Jefferson Savings Bancorp's annual meeting turned stormy last week when a number of shareholders accused management of ignoring their interests.
The shareholders, including one who owns 10% of the company, griped about their lack of representation on Jefferson Savings' board, the lack of a cash dividend, a recently adopted anti-takeover plan, and excessive management compensation.
David McCay, chairman of the $860 million-asset St. Louis company, declined to comment on the meeting.
Shareholders' discontent sent the company's stock to $18.50 Monday; It had been at $16.75 a week before the meeting.
Mary Katherine Drake, a vocal shareholder at the meeting, said she was upset that a St. Louis businessman who owns little stock in the company was named to the board.
"My biggest concern was the fact that I have 10% of the stock and I haven't been offered any representation," Ms. Drake said in an interview. "They're putting people on (the board) who will vote the way management wants them to vote."

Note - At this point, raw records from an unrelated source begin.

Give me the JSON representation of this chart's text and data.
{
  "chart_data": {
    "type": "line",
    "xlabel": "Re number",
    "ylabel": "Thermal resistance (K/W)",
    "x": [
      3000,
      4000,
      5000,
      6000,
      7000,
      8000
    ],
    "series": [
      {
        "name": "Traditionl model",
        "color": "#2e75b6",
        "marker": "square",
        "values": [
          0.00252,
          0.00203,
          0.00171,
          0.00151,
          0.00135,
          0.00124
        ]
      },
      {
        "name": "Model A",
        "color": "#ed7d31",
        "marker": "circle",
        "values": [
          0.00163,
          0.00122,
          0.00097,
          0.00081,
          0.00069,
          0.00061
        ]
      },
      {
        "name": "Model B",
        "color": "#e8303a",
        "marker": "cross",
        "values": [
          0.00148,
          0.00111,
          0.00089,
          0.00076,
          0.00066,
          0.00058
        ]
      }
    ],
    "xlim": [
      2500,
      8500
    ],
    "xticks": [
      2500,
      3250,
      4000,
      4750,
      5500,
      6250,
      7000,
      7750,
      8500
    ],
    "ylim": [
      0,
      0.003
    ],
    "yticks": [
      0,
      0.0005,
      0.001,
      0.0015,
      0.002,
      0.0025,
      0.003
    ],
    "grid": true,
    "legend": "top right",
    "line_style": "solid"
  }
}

Ms. Drake, a resident of Texas, also called the company's shareholder rights plan, adopted last summer, "a poison pill type of situation where they're totally protected and the shareholders are not."
Shareholders also questioned why the company has not paid cash dividends while management and directors get hefty salary and benefits.
They complained about Mr. McCay's $300,000 salary and "sleazy" pension packages that directors have implemented, according to an account of the meeting in the St. Louis Post-Dispatch.
In the Post-Dispatch Mr. McCay defended his decisions, saying, "I'm doing a good job, and if the board doesn't like the job I'm doing, then they can fire me."
Wayne Bopp, a thrift analyst with Stifel, Nicolaus & Co., St. Louis, who attended the April 24 meeting, said he was surprised to see how unhappy shareholders were but that at least one concern had merit.
"The biggest complaint that I thought was valid is they really ought to institute a cash dividend," said Mr. Bopp, who this week downgraded his rating on Jefferson Savings to "hold" from "long-term buy." "I'm highly confident they'll institute a cash dividend fairly soon."
Going forward, management also must communicate better with major shareholders, he said.
Ms. Drake said she has had no response from management since the meeting. "They haven't contacted me at all," she said.
Stanley Bradshaw, chairman of Roosevelt Financial Group, St. Louis, attended the meeting and stirred speculation that his $9.1 billion-asset institution is interested in Jefferson Savings.
However, Mr. Bopp said that Jefferson Savings' three pending acquisitions in Texas totaling about $365 million in assets make the company less attractive for Roosevelt and others because any acquirer would get two divergent markets. Roosevelt, for instance, sold off the Texas branches of an earlier acquisition, he said.
Jefferson Savings earned $1.3 million in the first quarter, up about 1% from a year earlier.